Where does India stand in global Corruption Perception
news Thursday, January 29, 2015 - 05:30

India seems to have improved on the corruption front globally, with a slight rise in its Corruption Perception Index ranking this year conducted by Transparency International.

According to TI, India was ranked 85 out of 175 countries with a score of 38, an improvement over last year’s ranking of 94 with a score of 36. The Corruption Perception Index ranks countries and territories based on corruption in its public sector, which is accountable to the government. The scale is determined on the basis of a numerical value between zero meaning highly corrupt and 100 meaning very clean.

According to a blog on their website, Asia Pacific region has a total of 28 countries that fall in the index and account for 61% of the world’s population. A majority of these nations are still fighting corruption in the public sector as 18 nations including India have scored less than 40 out of 100.

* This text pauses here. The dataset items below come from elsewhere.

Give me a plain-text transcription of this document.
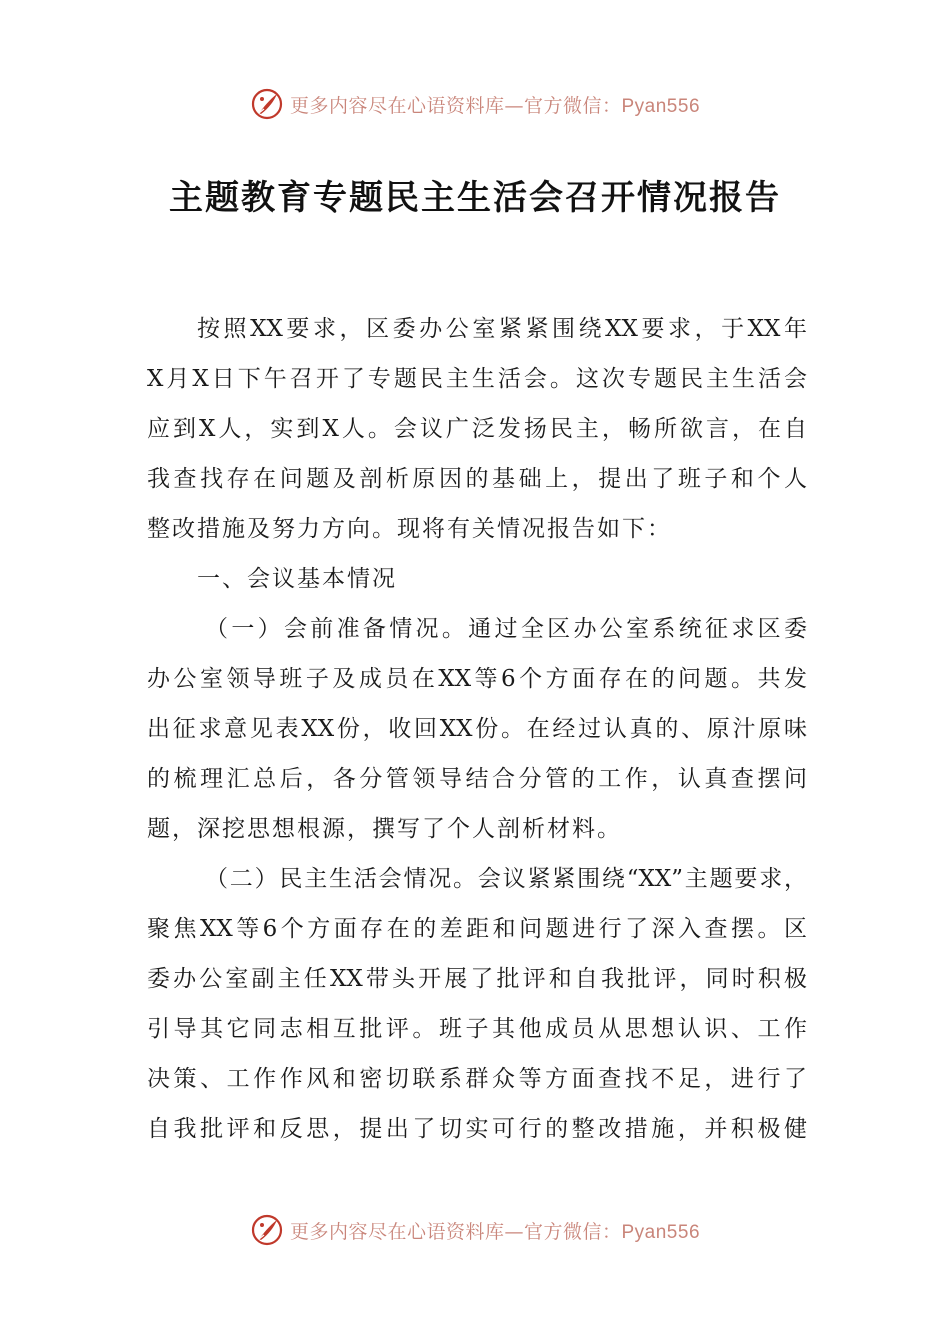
更多内容尽在心语资料库—官方微信：Pyan556
主题教育专题民主生活会召开情况报告
按照XX要求，区委办公室紧紧围绕XX要求，于XX年
X月X日下午召开了专题民主生活会。这次专题民主生活会
应到X人，实到X人。会议广泛发扬民主，畅所欲言，在自
我查找存在问题及剖析原因的基础上，提出了班子和个人
整改措施及努力方向。现将有关情况报告如下：
一、会议基本情况
（一）会前准备情况。通过全区办公室系统征求区委
办公室领导班子及成员在XX等6个方面存在的问题。共发
出征求意见表XX份，收回XX份。在经过认真的、原汁原味
的梳理汇总后，各分管领导结合分管的工作，认真查摆问
题，深挖思想根源，撰写了个人剖析材料。
（二）民主生活会情况。会议紧紧围绕“XX”主题要求，
聚焦XX等6个方面存在的差距和问题进行了深入查摆。区
委办公室副主任XX带头开展了批评和自我批评，同时积极
引导其它同志相互批评。班子其他成员从思想认识、工作
决策、工作作风和密切联系群众等方面查找不足，进行了
自我批评和反思，提出了切实可行的整改措施，并积极健
更多内容尽在心语资料库—官方微信：Pyan556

Both globally sought-after nations, India and China are being led by leaders who are currently running anti-corruption drives.

According to a report on ibtimes, China recently launched an anti-corruption agency in an effort devised by the Supreme People’s Procuratorate. This agency will function under the country’s top prosecutor and will focus on helping SPP handle major cases. This move will be a part of President Xi Jinping’s agenda towards uprooting corruption in the government and private sector.

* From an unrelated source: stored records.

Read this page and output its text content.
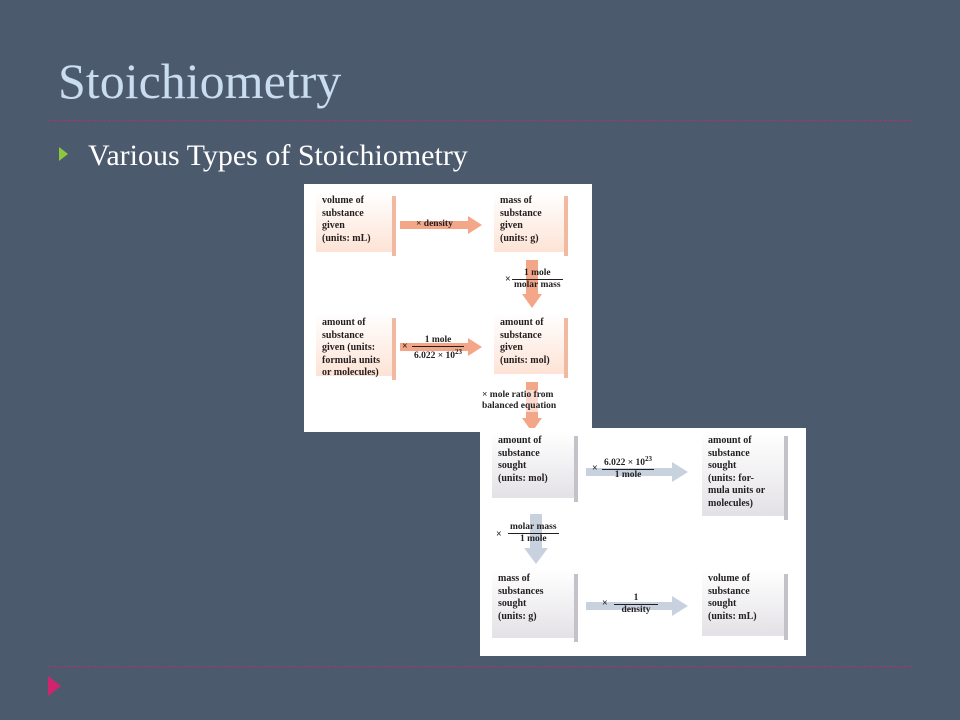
Stoichiometry
Various Types of Stoichiometry
volume of
substance
given
(units: mL)
mass of
substance
given
(units: g)
amount of
substance
given (units:
formula units
or molecules)
amount of
substance
given
(units: mol)
× density
×
1 mole
molar mass
×
1 mole
$6.022 \times 10^{23}$
× mole ratio from
balanced equation
amount of
substance
sought
(units: mol)
amount of
substance
sought
(units: for-
mula units or
molecules)
mass of
substances
sought
(units: g)
volume of
substance
sought
(units: mL)
× $6.022 \times 10^{23}$
1 mole
×
molar mass
1 mole
×	1
density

India deals with corruption through organizations like Lokayukta, which is an anti-corruption ombudsman organization. Apart from that, the Right to Information Act also allows citizens to understand working of government from the outside.    

According to TI, The low CPI scores reveal the inadequacy displayed in India in terms of law enforcement, corruption watchdogs and protection of whistleblowers. The low scores also signify the ineffectiveness of our new leaders to counter corruption which in turn pose a threat to sustainability of economies and protection of a fragile democracy.